By now everyone's had a good laugh at our neighbours to the south whose Congress has declared pizza sauce a vegetable. Kristin Wartman wrote an excellent article for the Huffington Post about the food industry's power on politicians. I'd like to believe our government has a little more immunity to food industry lobbying. But then I'd have to ignore the evidence...
A few years ago, our government promised to ban trans fats. A task force - co-chaired by Health Canada and the Heart and Stroke Foundation of Canada - recommended imposing limits on the percentage of trans fats in food items.
In 2007 Tony Clement (then Health Minister) gave the food industry an ultimatum: get in line with the guidelines in two years or we'll regulate trans fats and force you to comply. But when the clock ran out in December 2009, guess what? Most of the products under surveillance had failed to meet the recommended targets. (Big Food calls the government's bluff. Quelle surprise)
Four and a half years have passed since Tony Clement shook his index finger at the food industry and Health Canada is now rolling over and playing dead in the face of corporate lobbying. In August 2011 Postmedia reported that Health Canada had "failed to move on the promise, hinting challenges facing the industry could stymie their plans." Challenges facing the industry. There's an euphemism for "heavy lobbying" if I ever heard one. Dr. Yoni Freedhoff, medical director of Ottawa's Bariatric Medical Institute agrees, saying (in the article): "To me, it suggests that Health Canada is more concerned with the health of the food industry than it is with the health of Canadians."
So much for banning trans fats.
Here's another example of food industry lobbying: Once upon a time, not so long ago, caffeine was illegal in non-cola drinks in Canada. Caffeine is addictive and I suppose our law makers thought kids didn't need any more of it in their systems. The food industry thought differently and they lobbied the Department of Foreign Affairs and International Trade.

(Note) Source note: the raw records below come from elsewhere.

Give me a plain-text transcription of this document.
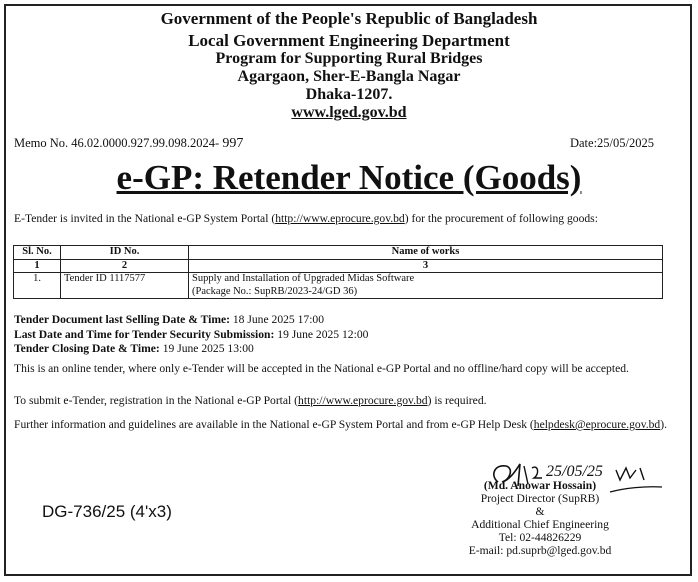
Government of the People's Republic of Bangladesh
Local Government Engineering Department
Program for Supporting Rural Bridges
Agargaon, Sher-E-Bangla Nagar
Dhaka-1207.
www.lged.gov.bd
Memo No. 46.02.0000.927.99.098.2024- 997	Date:25/05/2025
e-GP: Retender Notice (Goods)
E-Tender is invited in the National e-GP System Portal (http://www.eprocure.gov.bd) for the procurement of following goods:
Sl. No.	ID No.	Name of works
1	2	3
1.	Tender ID 1117577	Supply and Installation of Upgraded Midas Software
(Package No.: SupRB/2023-24/GD 36)
Tender Document last Selling Date & Time: 18 June 2025 17:00
Last Date and Time for Tender Security Submission: 19 June 2025 12:00
Tender Closing Date & Time: 19 June 2025 13:00
This is an online tender, where only e-Tender will be accepted in the National e-GP Portal and no offline/hard copy will be accepted.
To submit e-Tender, registration in the National e-GP Portal (http://www.eprocure.gov.bd) is required.
Further information and guidelines are available in the National e-GP System Portal and from e-GP Help Desk (helpdesk@eprocure.gov.bd).
25/05/25
(Md. Anowar Hossain)
Project Director (SupRB)
&
Additional Chief Engineering
Tel: 02-44826229
E-mail: pd.suprb@lged.gov.bd
DG-736/25 (4'x3)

A year ago, Health Canada quietly dropped the rule and along came the "energy drinks" to the grocery shelves.
Our government aren't the only ones in bed with the food industry. At least one dietitian has spoken out about the fact that the Dietitians of Canada receive money from their partners Coca-Cola, Nestle, McDonald's and Monstanto.
Have a look at the Board of Directors of the Canadian Foundation of Dietetic Research. It's stacked with execs from Kraft, Nestle and High Liner. This group exists to "fund research and disseminate new knowledge in support of evidence-based decisions".
And guess who's footing the bill? If you don't think funding impacts research, have a look at this study by researchers at Yale. In an analysis of 88 different studies on soft drink consumption, they found that studies with the strongest research methodologies were the ones that showed the strongest associations between drinking pop and poor health while the research funded by the food industry showed weaker links between drinking pop and poor health.
So how long before Health Canada declares pizza sauce a vegetable?